Muftic: Economics front and center presidential debate

Felicia Muftic

A mini-firestorm between Hillary Clinton and Jeb Bush about job creation and part time workers got me digging into the US Bureau of Labor Statistics (BLS) site to find just how many part-time workers wanted to work full time.

What I found was the number of part-time workers in June seeking full-time jobs (2 million) is not a high percentage of either part-timers or of the total 149 million labor force. While important to each individual affected, only 10 percent of all part-timers were actually seeking full-time employment. About 78 percent of part-timers were part-timers by choice and the rest cited other economic reasons.

Jeb Bush, former governor of Florida and now vying for the GOP presidential nomination, started the war of words when he said “that people need to work longer hours,” meaning that part-timers need to become full-timers and there ought to be more full-time jobs for those seeking them. Hillary Clinton seized upon the phrase and in a major economic address said that “what workers wanted was a raise.”

Trend lines based on the BLS statistics also show that the number of those who choose to work part-time has remained steady even through the ups and downs of the economy, but that those part-timers seeking full-time jobs increased especially during the Great Recession of 2008. As the economy has improved, their numbers are still historically high, but decreasing.

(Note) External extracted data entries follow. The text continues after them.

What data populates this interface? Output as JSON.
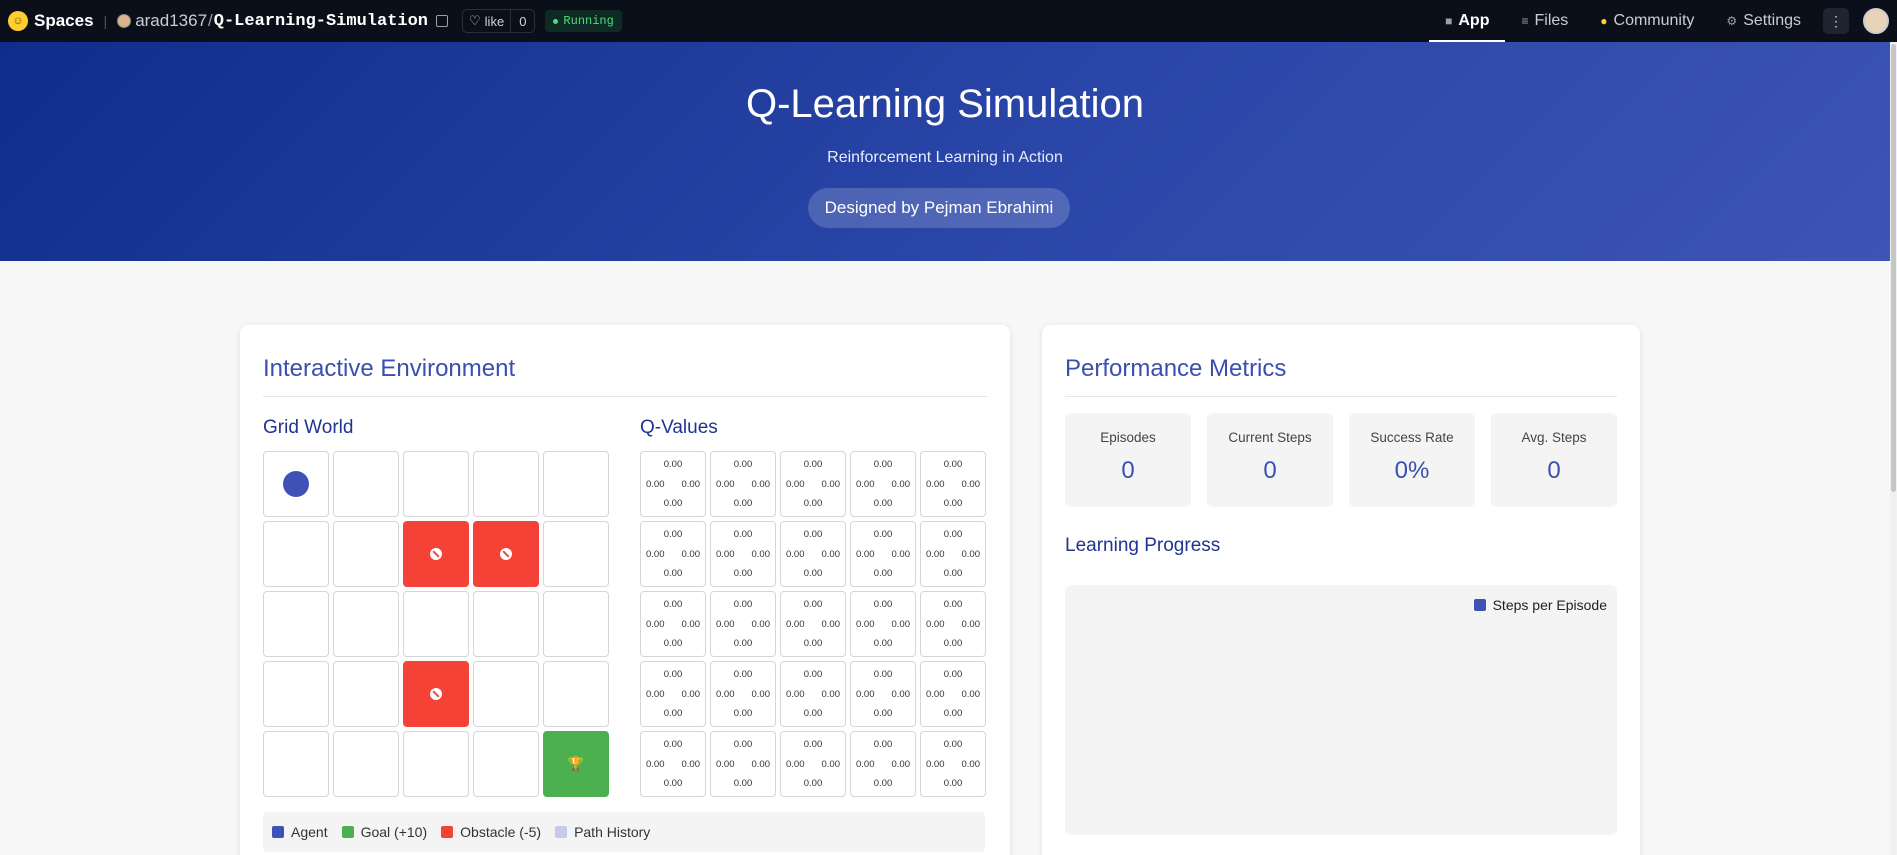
{
  "topbar": {
    "brand": "Spaces",
    "owner": "arad1367",
    "slash": "/",
    "repo": "Q-Learning-Simulation",
    "like_label": "like",
    "like_count": "0",
    "status": "Running",
    "nav": [
      {
        "label": "App",
        "icon": "cube-icon"
      },
      {
        "label": "Files",
        "icon": "files-icon"
      },
      {
        "label": "Community",
        "icon": "community-icon"
      },
      {
        "label": "Settings",
        "icon": "gear-icon"
      }
    ]
  },
  "hero": {
    "title": "Q-Learning Simulation",
    "subtitle": "Reinforcement Learning in Action",
    "badge": "Designed by Pejman Ebrahimi"
  },
  "environment": {
    "title": "Interactive Environment",
    "grid_title": "Grid World",
    "q_title": "Q-Values",
    "grid": [
      [
        "agent",
        "empty",
        "empty",
        "empty",
        "empty"
      ],
      [
        "empty",
        "empty",
        "obstacle",
        "obstacle",
        "empty"
      ],
      [
        "empty",
        "empty",
        "empty",
        "empty",
        "empty"
      ],
      [
        "empty",
        "empty",
        "obstacle",
        "empty",
        "empty"
      ],
      [
        "empty",
        "empty",
        "empty",
        "empty",
        "goal"
      ]
    ],
    "q_value": "0.00",
    "legend": [
      {
        "label": "Agent",
        "color": "#3f51b5"
      },
      {
        "label": "Goal (+10)",
        "color": "#4caf50"
      },
      {
        "label": "Obstacle (-5)",
        "color": "#f44336"
      },
      {
        "label": "Path History",
        "color": "#c5cae9"
      }
    ]
  },
  "metrics": {
    "title": "Performance Metrics",
    "items": [
      {
        "label": "Episodes",
        "value": "0"
      },
      {
        "label": "Current Steps",
        "value": "0"
      },
      {
        "label": "Success Rate",
        "value": "0%"
      },
      {
        "label": "Avg. Steps",
        "value": "0"
      }
    ],
    "progress_title": "Learning Progress",
    "chart_legend": "Steps per Episode"
  },
  "colors": {
    "accent": "#3f51b5",
    "goal": "#4caf50",
    "obstacle": "#f44336",
    "hero_start": "#0f2d8c",
    "hero_end": "#3d55b4"
  }
}
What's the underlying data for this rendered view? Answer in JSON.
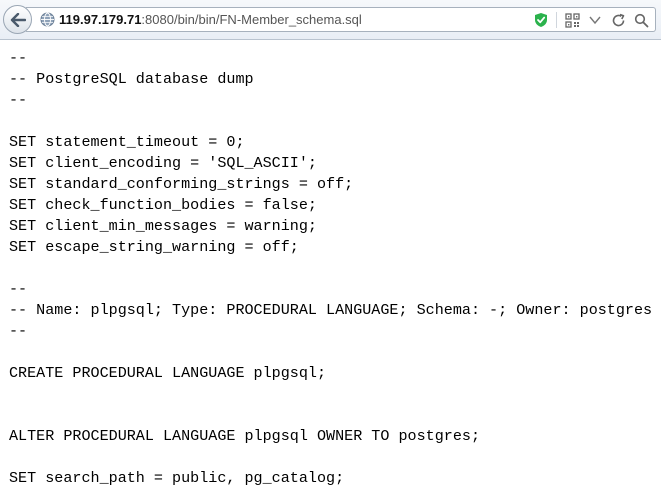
{
  "toolbar": {
    "url_host": "119.97.179.71",
    "url_rest": ":8080/bin/bin/FN-Member_schema.sql",
    "icons": [
      "back-arrow-icon",
      "globe-icon",
      "shield-check-icon",
      "qr-code-icon",
      "dropdown-arrow-icon",
      "reload-icon",
      "search-icon"
    ],
    "colors": {
      "shield": "#2bb24c",
      "back_arrow": "#4a5a6c"
    }
  },
  "document": {
    "lines": [
      "--",
      "-- PostgreSQL database dump",
      "--",
      "",
      "SET statement_timeout = 0;",
      "SET client_encoding = 'SQL_ASCII';",
      "SET standard_conforming_strings = off;",
      "SET check_function_bodies = false;",
      "SET client_min_messages = warning;",
      "SET escape_string_warning = off;",
      "",
      "--",
      "-- Name: plpgsql; Type: PROCEDURAL LANGUAGE; Schema: -; Owner: postgres",
      "--",
      "",
      "CREATE PROCEDURAL LANGUAGE plpgsql;",
      "",
      "",
      "ALTER PROCEDURAL LANGUAGE plpgsql OWNER TO postgres;",
      "",
      "SET search_path = public, pg_catalog;"
    ]
  }
}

A more explosive political issue of concern to 65 percent of voters is the unfairness of the distribution of income. Uncontested is the fact that the middle class has “hollowed out.” Neither party nor candidates can ignore this. The Democrats will force the GOP to defend their plans to help the middle class because Democrats believe their own proposals have more potential appeal to the key factor of “does he/she care about us.”

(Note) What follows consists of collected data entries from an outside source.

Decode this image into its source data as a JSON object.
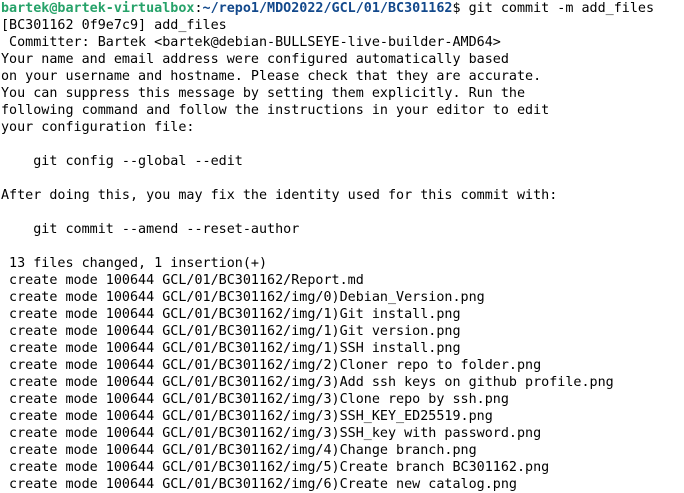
{
  "prompt": {
    "user_host": "bartek@bartek-virtualbox",
    "separator": ":",
    "path": "~/repo1/MDO2022/GCL/01/BC301162",
    "symbol": "$ ",
    "command": "git commit -m add_files"
  },
  "output_lines": [
    "[BC301162 0f9e7c9] add_files",
    " Committer: Bartek <bartek@debian-BULLSEYE-live-builder-AMD64>",
    "Your name and email address were configured automatically based",
    "on your username and hostname. Please check that they are accurate.",
    "You can suppress this message by setting them explicitly. Run the",
    "following command and follow the instructions in your editor to edit",
    "your configuration file:",
    "",
    "    git config --global --edit",
    "",
    "After doing this, you may fix the identity used for this commit with:",
    "",
    "    git commit --amend --reset-author",
    "",
    " 13 files changed, 1 insertion(+)",
    " create mode 100644 GCL/01/BC301162/Report.md",
    " create mode 100644 GCL/01/BC301162/img/0)Debian_Version.png",
    " create mode 100644 GCL/01/BC301162/img/1)Git install.png",
    " create mode 100644 GCL/01/BC301162/img/1)Git version.png",
    " create mode 100644 GCL/01/BC301162/img/1)SSH install.png",
    " create mode 100644 GCL/01/BC301162/img/2)Cloner repo to folder.png",
    " create mode 100644 GCL/01/BC301162/img/3)Add ssh keys on github profile.png",
    " create mode 100644 GCL/01/BC301162/img/3)Clone repo by ssh.png",
    " create mode 100644 GCL/01/BC301162/img/3)SSH_KEY_ED25519.png",
    " create mode 100644 GCL/01/BC301162/img/3)SSH_key with password.png",
    " create mode 100644 GCL/01/BC301162/img/4)Change branch.png",
    " create mode 100644 GCL/01/BC301162/img/5)Create branch BC301162.png",
    " create mode 100644 GCL/01/BC301162/img/6)Create new catalog.png"
  ],
  "colors": {
    "background": "#ffffff",
    "text": "#000000",
    "prompt_user": "#26a269",
    "prompt_path": "#12488b"
  }
}
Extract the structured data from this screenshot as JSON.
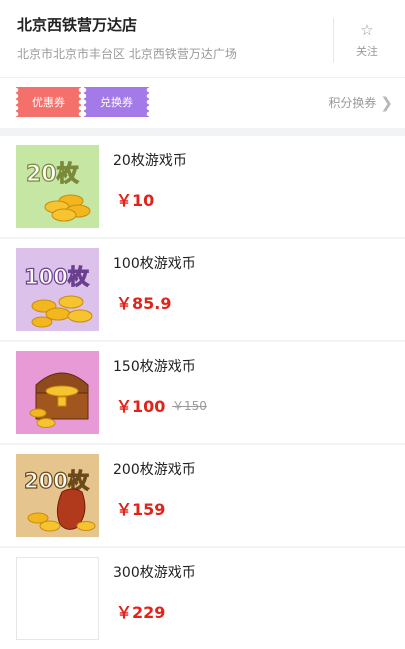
{
  "store": {
    "name": "北京西铁营万达店",
    "address": "北京市北京市丰台区 北京西铁营万达广场",
    "follow_label": "关注"
  },
  "coupons": {
    "items": [
      {
        "label": "优惠券",
        "color": "#f4716b"
      },
      {
        "label": "兑换券",
        "color": "#a37ae8"
      }
    ],
    "points_link": "积分换券"
  },
  "products": [
    {
      "title": "20枚游戏币",
      "price": "￥10",
      "old_price": "",
      "thumb_label": "20枚",
      "thumb_bg": "#c6e6a3"
    },
    {
      "title": "100枚游戏币",
      "price": "￥85.9",
      "old_price": "",
      "thumb_label": "100枚",
      "thumb_bg": "#dcc2ea"
    },
    {
      "title": "150枚游戏币",
      "price": "￥100",
      "old_price": "￥150",
      "thumb_label": "",
      "thumb_bg": "#e79ad6"
    },
    {
      "title": "200枚游戏币",
      "price": "￥159",
      "old_price": "",
      "thumb_label": "200枚",
      "thumb_bg": "#e6c48d"
    },
    {
      "title": "300枚游戏币",
      "price": "￥229",
      "old_price": "",
      "thumb_label": "",
      "thumb_bg": "#ffffff"
    }
  ],
  "colors": {
    "price": "#e2231a",
    "muted": "#9a9a9a",
    "page_bg": "#f2f3f5"
  }
}
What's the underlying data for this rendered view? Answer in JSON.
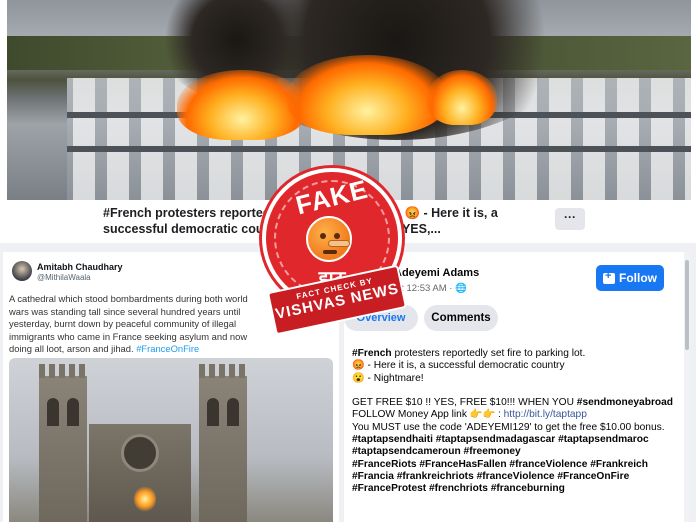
{
  "top_post": {
    "caption": "#French protesters reported set fire to parking lot. 😡 - Here it is, a successful democratic country... GET FREE $10 !! YES,...",
    "more_label": "···"
  },
  "tweet": {
    "author": "Amitabh Chaudhary",
    "handle": "@MithilaWaala",
    "text": "A cathedral which stood bombardments during both world wars was standing tall since several hundred years until yesterday, burnt down by peaceful community of illegal immigrants who came in France seeking asylum and now doing all loot, arson and jihad.",
    "hashtag": "#FranceOnFire"
  },
  "fb_post": {
    "author": "Adeyemi Adams",
    "time": "3 at 12:53 AM · 🌐",
    "follow_label": "Follow",
    "tab_overview": "Overview",
    "tab_comments": "Comments",
    "lines": [
      {
        "hashtag": "#French",
        "text": " protesters reportedly set fire to parking lot."
      },
      {
        "text": "😡 - Here it is, a successful democratic country"
      },
      {
        "text": "😮 - Nightmare!"
      },
      {
        "text": ""
      },
      {
        "text": "GET FREE $10 !! YES, FREE $10!!! WHEN YOU ",
        "hashtag": "#sendmoneyabroad"
      },
      {
        "text": "FOLLOW Money App link 👉👉 : ",
        "link": "http://bit.ly/taptapp"
      },
      {
        "text": "You MUST use the code 'ADEYEMI129' to get the free $10.00 bonus."
      },
      {
        "hashtag": "#taptapsendhaiti #taptapsendmadagascar #taptapsendmaroc"
      },
      {
        "hashtag": "#taptapsendcameroun #freemoney"
      },
      {
        "hashtag": "#FranceRiots #FranceHasFallen #franceViolence #Frankreich"
      },
      {
        "hashtag": "#Francia #frankreichriots #franceViolence #FranceOnFire"
      },
      {
        "hashtag": "#FranceProtest #frenchriots #franceburning"
      }
    ]
  },
  "stamp": {
    "word": "FAKE",
    "hindi": "झूठ",
    "banner_top": "FACT CHECK BY",
    "banner_main": "VISHVAS NEWS"
  },
  "colors": {
    "facebook_blue": "#1877f2",
    "twitter_blue": "#1d9bf0",
    "stamp_red": "#e0272b"
  }
}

Expect Democrats to propose stronger Wall Street reform, minimum wage increases, expanding pay for overtime, paid sick leave, increased affordability of a college education, and reform taxes so the secretary does not pay a higher percentage than the boss. Most GOP candidates so far promise to help the middle class by relief to the wealthy and business. That will be a harder sell to the middle class since recent experience has taught them prosperity does not automatically trickle down to them.

Bush claims more full time jobs can be achieved by raising growth to 4 percent per year, though he was vague about how. Bush and GOP candidates need to be pinned down on the specifics because the political devil is in those details. Will it be tax policy, welfare, trade and spending cuts? If so, what gets cut and who benefits?

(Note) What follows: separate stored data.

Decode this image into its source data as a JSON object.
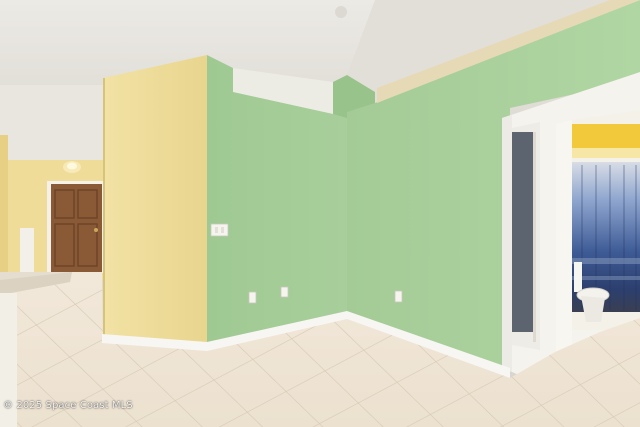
{
  "photo": {
    "watermark": "© 2025 Space Coast MLS"
  },
  "colors": {
    "ceiling": "#e8e6e1",
    "wall_green": "#a9cf9c",
    "wall_green_shadow": "#93bb88",
    "wall_yellow": "#efdf9c",
    "floor_tile": "#f0e6d6",
    "grout": "#d8cbb6",
    "door_wood": "#8a5a36",
    "trim": "#f7f6f2",
    "bath_yellow": "#f1c93a",
    "curtain_blue": "#3e5b96"
  },
  "icons": [
    "ceiling-light-icon",
    "light-switch-icon",
    "outlet-icon",
    "toilet-icon"
  ]
}
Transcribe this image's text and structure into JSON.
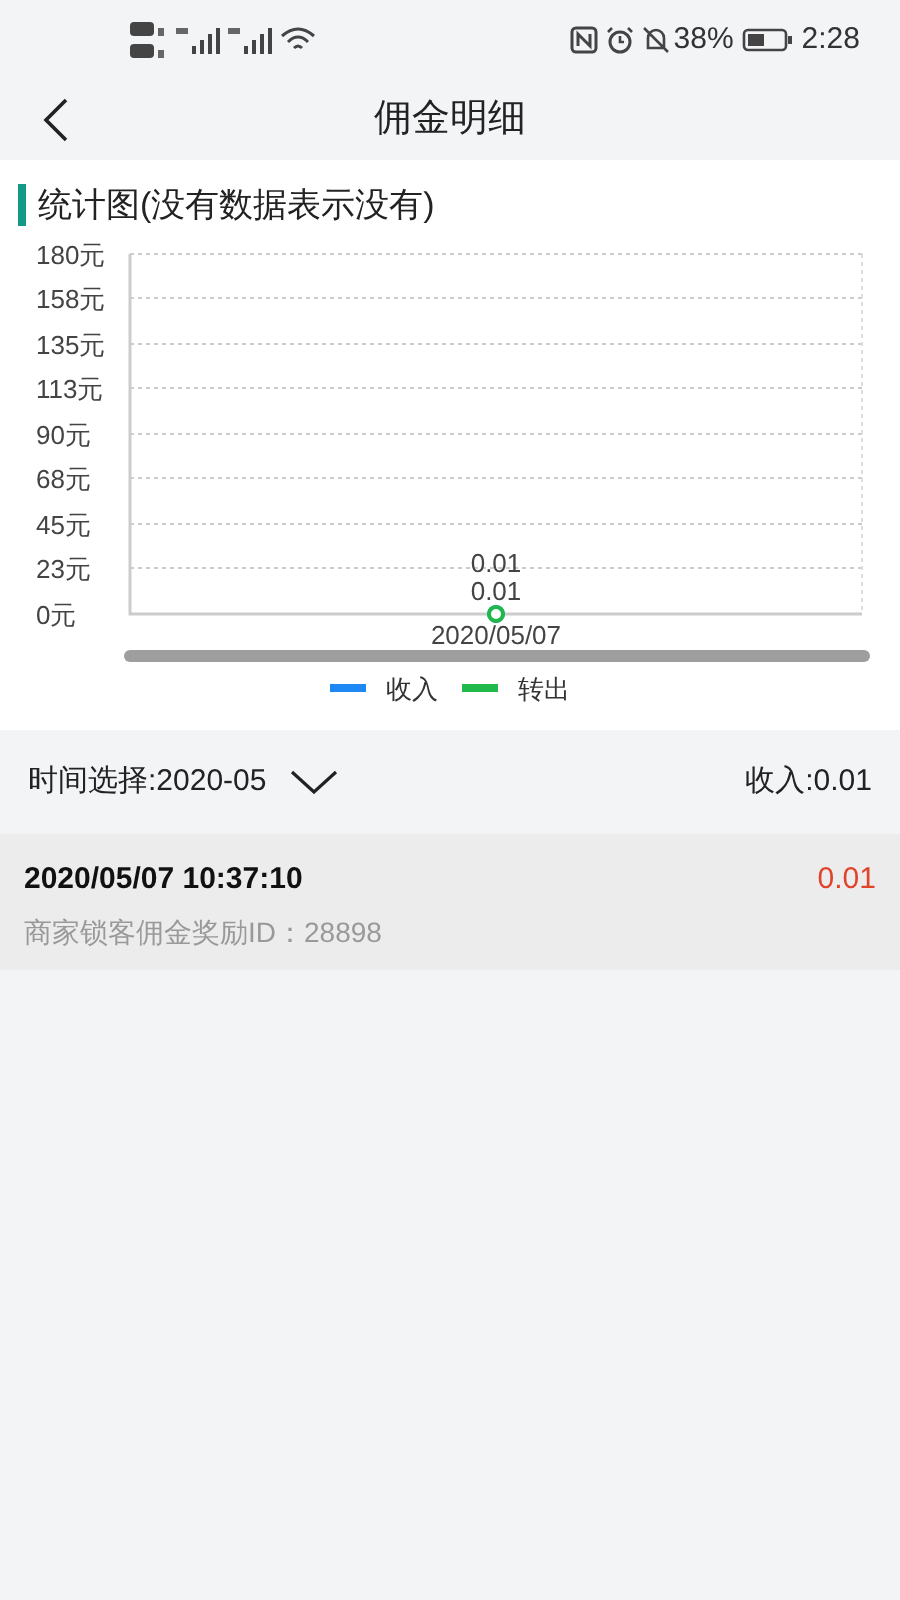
{
  "status_bar": {
    "battery": "38%",
    "time": "2:28"
  },
  "header": {
    "title": "佣金明细"
  },
  "chart_section": {
    "title": "统计图(没有数据表示没有)",
    "chart_data": {
      "type": "line",
      "categories": [
        "2020/05/07"
      ],
      "ylim": [
        0,
        180
      ],
      "yticks": [
        {
          "value": 0,
          "label": "0元"
        },
        {
          "value": 23,
          "label": "23元"
        },
        {
          "value": 45,
          "label": "45元"
        },
        {
          "value": 68,
          "label": "68元"
        },
        {
          "value": 90,
          "label": "90元"
        },
        {
          "value": 113,
          "label": "113元"
        },
        {
          "value": 135,
          "label": "135元"
        },
        {
          "value": 158,
          "label": "158元"
        },
        {
          "value": 180,
          "label": "180元"
        }
      ],
      "grid": true,
      "series": [
        {
          "name": "收入",
          "color": "#1e88f5",
          "values": [
            0.01
          ],
          "marker": true
        },
        {
          "name": "转出",
          "color": "#1fb84a",
          "values": [
            0.01
          ],
          "marker": true
        }
      ],
      "data_labels": true
    }
  },
  "filter": {
    "label": "时间选择:2020-05",
    "total": "收入:0.01"
  },
  "records": [
    {
      "time": "2020/05/07 10:37:10",
      "amount": "0.01",
      "description": "商家锁客佣金奖励ID：28898"
    }
  ]
}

Is 4 percent growth even possible? Such sustained growth has not happened in most of American history. Five percent growth did happen under President Reagan, but many economists owe that anomaly to an expanding workforce when women began working. The nonpartisan Congressional Budget Office projected a 3 percent growth in 2015-2016 and dip in the long term to 2.2 percent due to baby boomers retiring and a shrinking workforce, a rate similar from 2009 to now.